X-ray Jets

Bi-polar jets from young stellar objects drive internal shocks and bow shocks against the interstellar medium. If the shock speed is high enough (several 100 km/s) then the shocked gas may reach temperatures of T > 1 MK. Why is this important? Extended X-ray sources are interesting irradiation sources for the stellar environment in particular in protostellar phases (where the emission remains undetected owing to strong photoelectric absorption); such radiation fields may be important drivers of chemical reactions far from the star, but they also efficiently ionize their immediate environment, making the gas accessible to magnetic fields.

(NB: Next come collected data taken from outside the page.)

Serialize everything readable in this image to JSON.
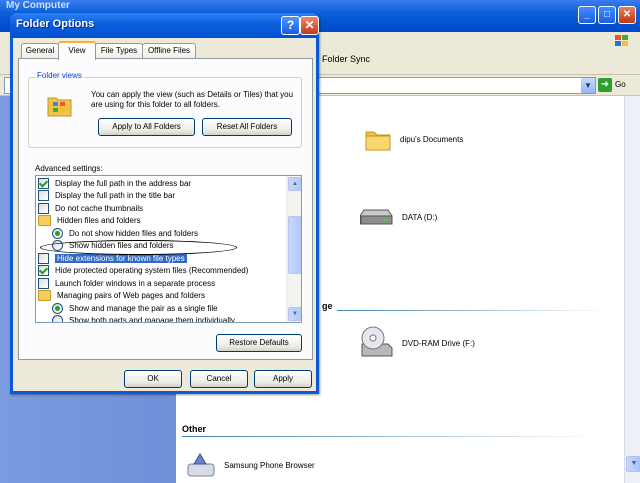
{
  "background_window": {
    "title": "My Computer",
    "toolbar_folder_sync": "Folder Sync",
    "go_label": "Go",
    "items": [
      {
        "label": "dipu's Documents",
        "icon": "folder-icon"
      },
      {
        "label": "DATA (D:)",
        "icon": "hard-drive-icon"
      },
      {
        "label": "DVD-RAM Drive (F:)",
        "icon": "dvd-drive-icon"
      },
      {
        "label": "Samsung Phone Browser",
        "icon": "phone-browser-icon"
      }
    ],
    "partial_group_suffix": "ge",
    "group_other": "Other"
  },
  "dialog": {
    "title": "Folder Options",
    "help_glyph": "?",
    "close_glyph": "✕",
    "tabs": [
      "General",
      "View",
      "File Types",
      "Offline Files"
    ],
    "active_tab": "View",
    "folder_views": {
      "legend": "Folder views",
      "description": "You can apply the view (such as Details or Tiles) that you are using for this folder to all folders.",
      "apply_button": "Apply to All Folders",
      "reset_button": "Reset All Folders"
    },
    "advanced_label": "Advanced settings:",
    "advanced_rows": [
      {
        "type": "checkbox",
        "checked": true,
        "text": "Display the full path in the address bar",
        "indent": 0
      },
      {
        "type": "checkbox",
        "checked": false,
        "text": "Display the full path in the title bar",
        "indent": 0
      },
      {
        "type": "checkbox",
        "checked": false,
        "text": "Do not cache thumbnails",
        "indent": 0
      },
      {
        "type": "folder",
        "text": "Hidden files and folders",
        "indent": 0
      },
      {
        "type": "radio",
        "checked": true,
        "text": "Do not show hidden files and folders",
        "indent": 1
      },
      {
        "type": "radio",
        "checked": false,
        "text": "Show hidden files and folders",
        "indent": 1
      },
      {
        "type": "checkbox",
        "checked": false,
        "text": "Hide extensions for known file types",
        "indent": 0,
        "selected": true
      },
      {
        "type": "checkbox",
        "checked": true,
        "text": "Hide protected operating system files (Recommended)",
        "indent": 0
      },
      {
        "type": "checkbox",
        "checked": false,
        "text": "Launch folder windows in a separate process",
        "indent": 0
      },
      {
        "type": "folder",
        "text": "Managing pairs of Web pages and folders",
        "indent": 0
      },
      {
        "type": "radio",
        "checked": true,
        "text": "Show and manage the pair as a single file",
        "indent": 1
      },
      {
        "type": "radio",
        "checked": false,
        "text": "Show both parts and manage them individually",
        "indent": 1
      }
    ],
    "restore_defaults": "Restore Defaults",
    "ok": "OK",
    "cancel": "Cancel",
    "apply": "Apply"
  },
  "colors": {
    "title_bar": "#0a5fdc",
    "dialog_face": "#ece9d8",
    "selection": "#316ac5",
    "left_pane": "#7a9be0"
  }
}
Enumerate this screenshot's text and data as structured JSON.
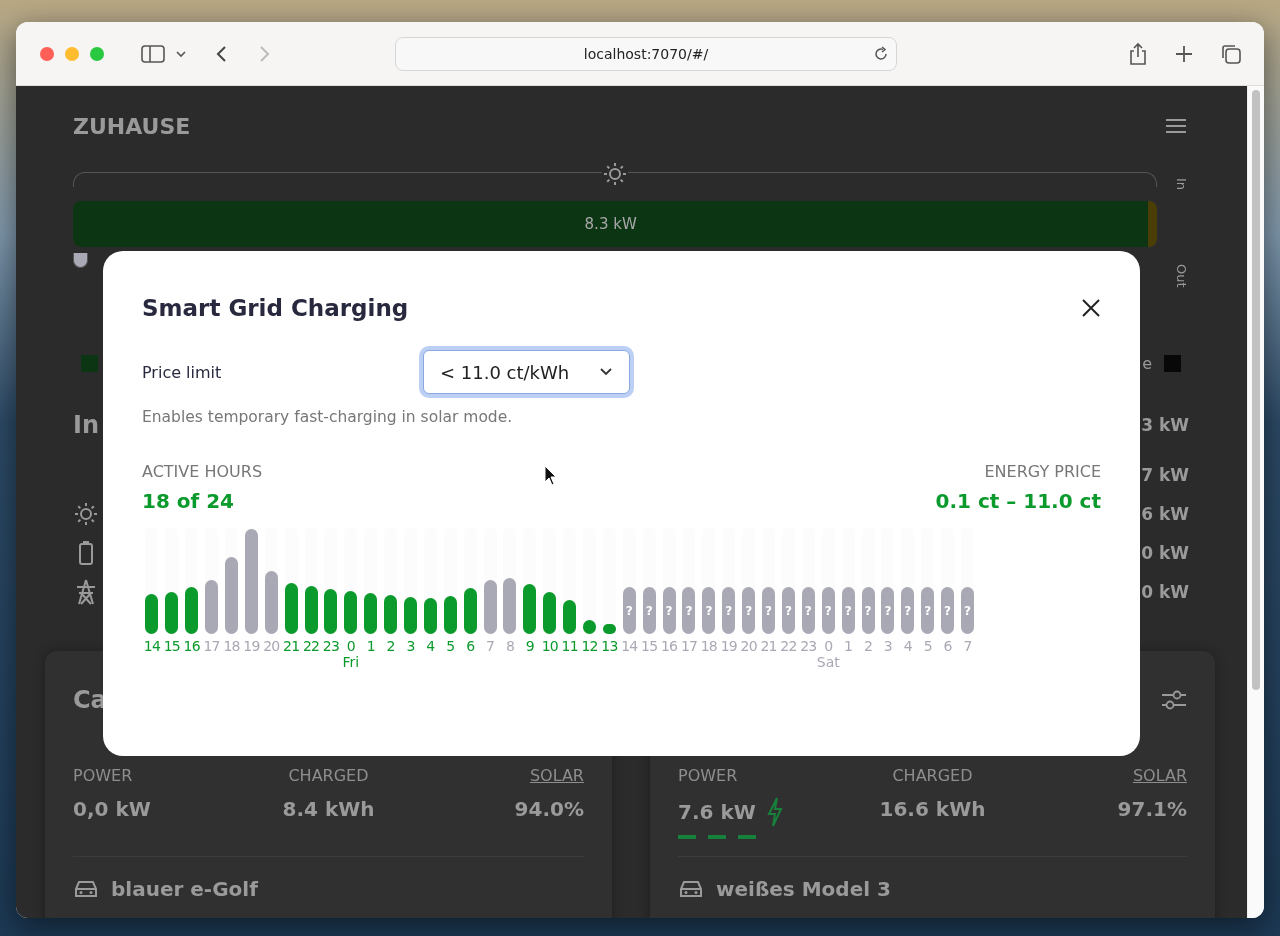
{
  "browser": {
    "url": "localhost:7070/#/"
  },
  "page": {
    "title": "ZUHAUSE",
    "flow": {
      "in_label": "In",
      "out_label": "Out",
      "value": "8.3 kW",
      "level": 0.992
    },
    "legend": {
      "end_text": "e"
    },
    "section_title": "In",
    "section_value": "3 kW",
    "rows": [
      {
        "kind": "plain",
        "value": "7 kW"
      },
      {
        "kind": "solar",
        "value": "6 kW"
      },
      {
        "kind": "battery",
        "value": "0 kW"
      },
      {
        "kind": "grid",
        "value": "0 kW"
      }
    ],
    "cards": [
      {
        "title": "Ca",
        "charging": false,
        "metrics": [
          {
            "kind": "plain",
            "label": "POWER",
            "value": "0,0 kW"
          },
          {
            "kind": "plain",
            "label": "CHARGED",
            "value": "8.4 kWh"
          },
          {
            "kind": "link",
            "label": "SOLAR",
            "value": "94.0%"
          }
        ],
        "vehicle": "blauer e-Golf"
      },
      {
        "charging": true,
        "settings": true,
        "metrics": [
          {
            "kind": "plain",
            "label": "POWER",
            "value": "7.6 kW"
          },
          {
            "kind": "plain",
            "label": "CHARGED",
            "value": "16.6 kWh"
          },
          {
            "kind": "link",
            "label": "SOLAR",
            "value": "97.1%"
          }
        ],
        "vehicle": "weißes Model 3"
      }
    ]
  },
  "modal": {
    "title": "Smart Grid Charging",
    "field_label": "Price limit",
    "select_value": "< 11.0 ct/kWh",
    "hint": "Enables temporary fast-charging in solar mode.",
    "active_hours": {
      "label": "ACTIVE HOURS",
      "value": "18 of 24"
    },
    "energy_price": {
      "label": "ENERGY PRICE",
      "value": "0.1 ct – 11.0 ct"
    },
    "slots": [
      {
        "kind": "known",
        "hour": "14",
        "active": true,
        "level": 0.38
      },
      {
        "kind": "known",
        "hour": "15",
        "active": true,
        "level": 0.4
      },
      {
        "kind": "known",
        "hour": "16",
        "active": true,
        "level": 0.45
      },
      {
        "kind": "known",
        "hour": "17",
        "active": false,
        "level": 0.51
      },
      {
        "kind": "known",
        "hour": "18",
        "active": false,
        "level": 0.73
      },
      {
        "kind": "known",
        "hour": "19",
        "active": false,
        "level": 1
      },
      {
        "kind": "known",
        "hour": "20",
        "active": false,
        "level": 0.6
      },
      {
        "kind": "known",
        "hour": "21",
        "active": true,
        "level": 0.49
      },
      {
        "kind": "known",
        "hour": "22",
        "active": true,
        "level": 0.46
      },
      {
        "kind": "known",
        "hour": "23",
        "active": true,
        "level": 0.43
      },
      {
        "kind": "known",
        "hour": "0",
        "active": true,
        "level": 0.41,
        "day": "Fri"
      },
      {
        "kind": "known",
        "hour": "1",
        "active": true,
        "level": 0.39
      },
      {
        "kind": "known",
        "hour": "2",
        "active": true,
        "level": 0.37
      },
      {
        "kind": "known",
        "hour": "3",
        "active": true,
        "level": 0.35
      },
      {
        "kind": "known",
        "hour": "4",
        "active": true,
        "level": 0.34
      },
      {
        "kind": "known",
        "hour": "5",
        "active": true,
        "level": 0.36
      },
      {
        "kind": "known",
        "hour": "6",
        "active": true,
        "level": 0.44
      },
      {
        "kind": "known",
        "hour": "7",
        "active": false,
        "level": 0.51
      },
      {
        "kind": "known",
        "hour": "8",
        "active": false,
        "level": 0.53
      },
      {
        "kind": "known",
        "hour": "9",
        "active": true,
        "level": 0.48
      },
      {
        "kind": "known",
        "hour": "10",
        "active": true,
        "level": 0.4
      },
      {
        "kind": "known",
        "hour": "11",
        "active": true,
        "level": 0.32
      },
      {
        "kind": "known",
        "hour": "12",
        "active": true,
        "level": 0.13
      },
      {
        "kind": "known",
        "hour": "13",
        "active": true,
        "level": 0.1
      },
      {
        "kind": "unknown",
        "hour": "14",
        "active": false,
        "mark": "?"
      },
      {
        "kind": "unknown",
        "hour": "15",
        "active": false,
        "mark": "?"
      },
      {
        "kind": "unknown",
        "hour": "16",
        "active": false,
        "mark": "?"
      },
      {
        "kind": "unknown",
        "hour": "17",
        "active": false,
        "mark": "?"
      },
      {
        "kind": "unknown",
        "hour": "18",
        "active": false,
        "mark": "?"
      },
      {
        "kind": "unknown",
        "hour": "19",
        "active": false,
        "mark": "?"
      },
      {
        "kind": "unknown",
        "hour": "20",
        "active": false,
        "mark": "?"
      },
      {
        "kind": "unknown",
        "hour": "21",
        "active": false,
        "mark": "?"
      },
      {
        "kind": "unknown",
        "hour": "22",
        "active": false,
        "mark": "?"
      },
      {
        "kind": "unknown",
        "hour": "23",
        "active": false,
        "mark": "?"
      },
      {
        "kind": "unknown",
        "hour": "0",
        "active": false,
        "mark": "?",
        "day": "Sat"
      },
      {
        "kind": "unknown",
        "hour": "1",
        "active": false,
        "mark": "?"
      },
      {
        "kind": "unknown",
        "hour": "2",
        "active": false,
        "mark": "?"
      },
      {
        "kind": "unknown",
        "hour": "3",
        "active": false,
        "mark": "?"
      },
      {
        "kind": "unknown",
        "hour": "4",
        "active": false,
        "mark": "?"
      },
      {
        "kind": "unknown",
        "hour": "5",
        "active": false,
        "mark": "?"
      },
      {
        "kind": "unknown",
        "hour": "6",
        "active": false,
        "mark": "?"
      },
      {
        "kind": "unknown",
        "hour": "7",
        "active": false,
        "mark": "?"
      }
    ]
  }
}
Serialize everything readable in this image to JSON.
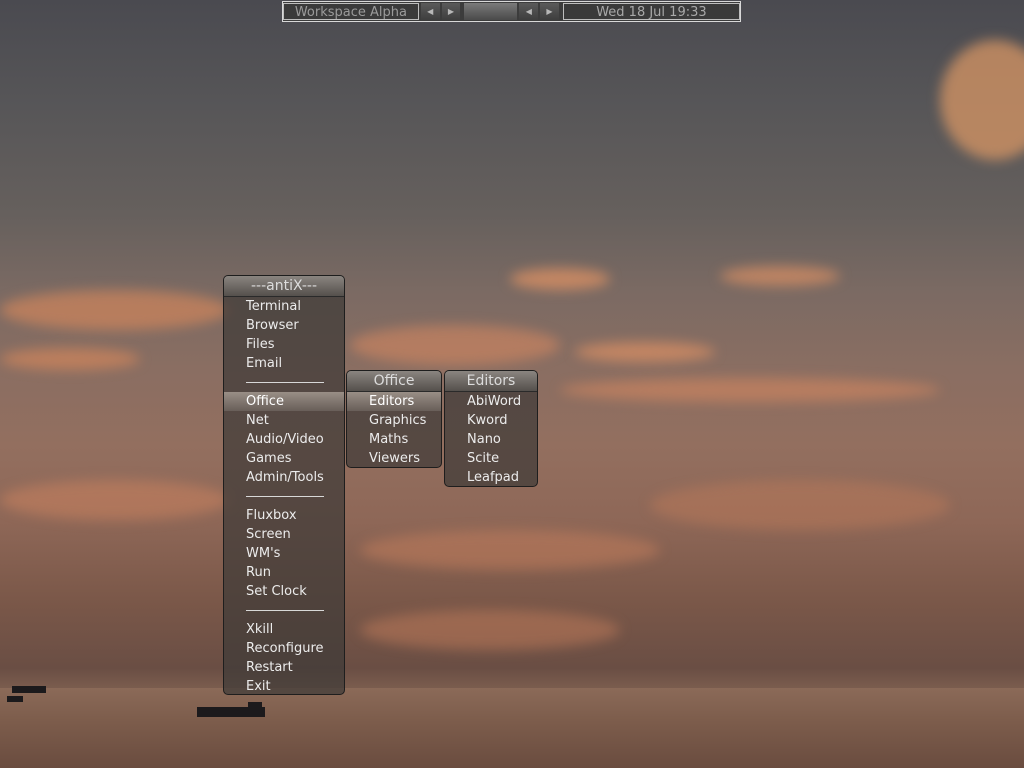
{
  "toolbar": {
    "workspace": "Workspace Alpha",
    "prev_workspace_icon": "triangle-left",
    "next_workspace_icon": "triangle-right",
    "prev_window_icon": "triangle-left",
    "next_window_icon": "triangle-right",
    "clock": "Wed 18 Jul  19:33"
  },
  "root_menu": {
    "title": "---antiX---",
    "items": [
      {
        "label": "Terminal"
      },
      {
        "label": "Browser"
      },
      {
        "label": "Files"
      },
      {
        "label": "Email"
      },
      {
        "separator": true
      },
      {
        "label": "Office",
        "active": true
      },
      {
        "label": "Net"
      },
      {
        "label": "Audio/Video"
      },
      {
        "label": "Games"
      },
      {
        "label": "Admin/Tools"
      },
      {
        "separator": true
      },
      {
        "label": "Fluxbox"
      },
      {
        "label": "Screen"
      },
      {
        "label": "WM's"
      },
      {
        "label": "Run"
      },
      {
        "label": "Set Clock"
      },
      {
        "separator": true
      },
      {
        "label": "Xkill"
      },
      {
        "label": "Reconfigure"
      },
      {
        "label": "Restart"
      },
      {
        "label": "Exit"
      }
    ]
  },
  "office_menu": {
    "title": "Office",
    "items": [
      {
        "label": "Editors",
        "active": true
      },
      {
        "label": "Graphics"
      },
      {
        "label": "Maths"
      },
      {
        "label": "Viewers"
      }
    ]
  },
  "editors_menu": {
    "title": "Editors",
    "items": [
      {
        "label": "AbiWord"
      },
      {
        "label": "Kword"
      },
      {
        "label": "Nano"
      },
      {
        "label": "Scite"
      },
      {
        "label": "Leafpad"
      }
    ]
  }
}
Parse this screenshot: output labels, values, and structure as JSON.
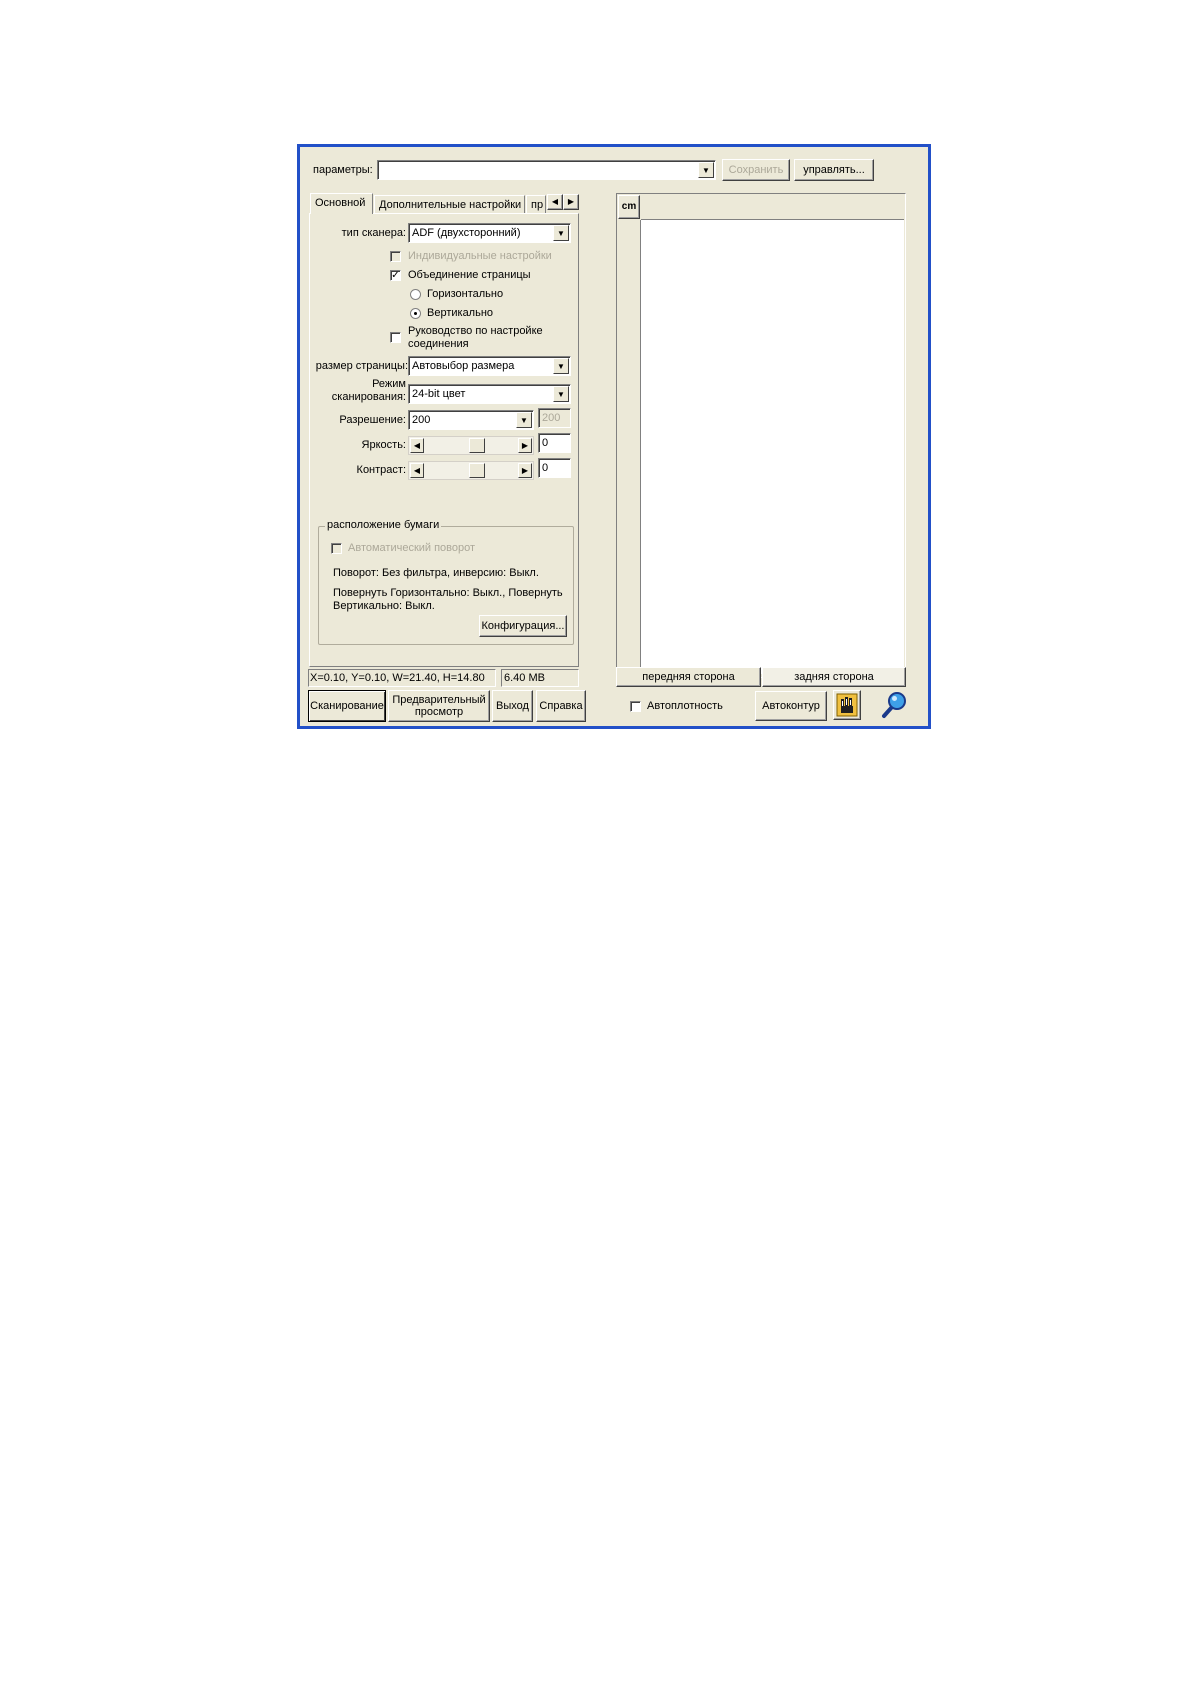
{
  "toolbar": {
    "params_label": "параметры:",
    "params_value": "",
    "save_label": "Сохранить",
    "manage_label": "управлять..."
  },
  "tabs": [
    {
      "label": "Основной",
      "active": true
    },
    {
      "label": "Дополнительные настройки"
    },
    {
      "label": "пр"
    }
  ],
  "basic": {
    "scanner_type_label": "тип сканера:",
    "scanner_type_value": "ADF (двухсторонний)",
    "individual_settings_label": "Индивидуальные настройки",
    "page_merge_label": "Объединение страницы",
    "page_merge_checked": true,
    "horizontal_label": "Горизонтально",
    "vertical_label": "Вертикально",
    "orientation_selected": "vertical",
    "guide_label_line1": "Руководство по настройке",
    "guide_label_line2": "соединения",
    "page_size_label": "размер страницы:",
    "page_size_value": "Автовыбор размера",
    "scan_mode_label_line1": "Режим",
    "scan_mode_label_line2": "сканирования:",
    "scan_mode_value": "24-bit цвет",
    "resolution_label": "Разрешение:",
    "resolution_value": "200",
    "resolution_custom": "200",
    "brightness_label": "Яркость:",
    "brightness_value": "0",
    "contrast_label": "Контраст:",
    "contrast_value": "0"
  },
  "paper": {
    "group_label": "расположение бумаги",
    "auto_rotate_label": "Автоматический поворот",
    "rotation_text": "Поворот: Без фильтра, инверсию: Выкл.",
    "flip_text_line1": "Повернуть Горизонтально: Выкл., Повернуть",
    "flip_text_line2": "Вертикально: Выкл.",
    "config_label": "Конфигурация..."
  },
  "status": {
    "coords": "X=0.10, Y=0.10, W=21.40, H=14.80",
    "size": "6.40 MB"
  },
  "actions": {
    "scan_label": "Сканирование",
    "preview_line1": "Предварительный",
    "preview_line2": "просмотр",
    "exit_label": "Выход",
    "help_label": "Справка"
  },
  "preview": {
    "ruler_unit": "cm",
    "front_label": "передняя сторона",
    "back_label": "задняя сторона",
    "auto_density_label": "Автоплотность",
    "auto_contour_label": "Автоконтур",
    "hand_tool_icon": "hand-icon",
    "zoom_tool_icon": "magnifier-icon"
  }
}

A few Herbig-Haro objects have shown faint X-ray emission (e.g., Pravdo et al. 2001). In contrast, we have for the first time mapped an entire bi-polar jet from a flat-spectrum (transition Class I-II) source, DG Tau. We detect both the forward and the counter jet (Fig. below), each showing a temperature of a few million degrees. Estimating the cooling time (from the lack of X-rays outside 5″) leads to hot-gas volumes (volume filling factor of 1E-6 to 1E-5) and electron densities (~1E4 cm-3) that suggest a strong pressure non-equilibrium, making the hot gas expand the jet laterally. The DG Tau jet indeed shows an unusually large opening angle (10-20 deg).

X-ray spectral phenomenology first discovered in our XEST project (for DG Tau and other jet-driving TTS) suggest that X-ray jet is present even closer to the star (unresolved by current instruments), with a total X-ray luminosity rivaling that of modest T Tauri stars (of order 1E29 erg/s). The spectra show two components with entirely different absorption column densities, the strongly absorbed hot component originating from the stellar magnetosphere and the weakly absorbed component from the jet base (Güdel et al. 2007bc).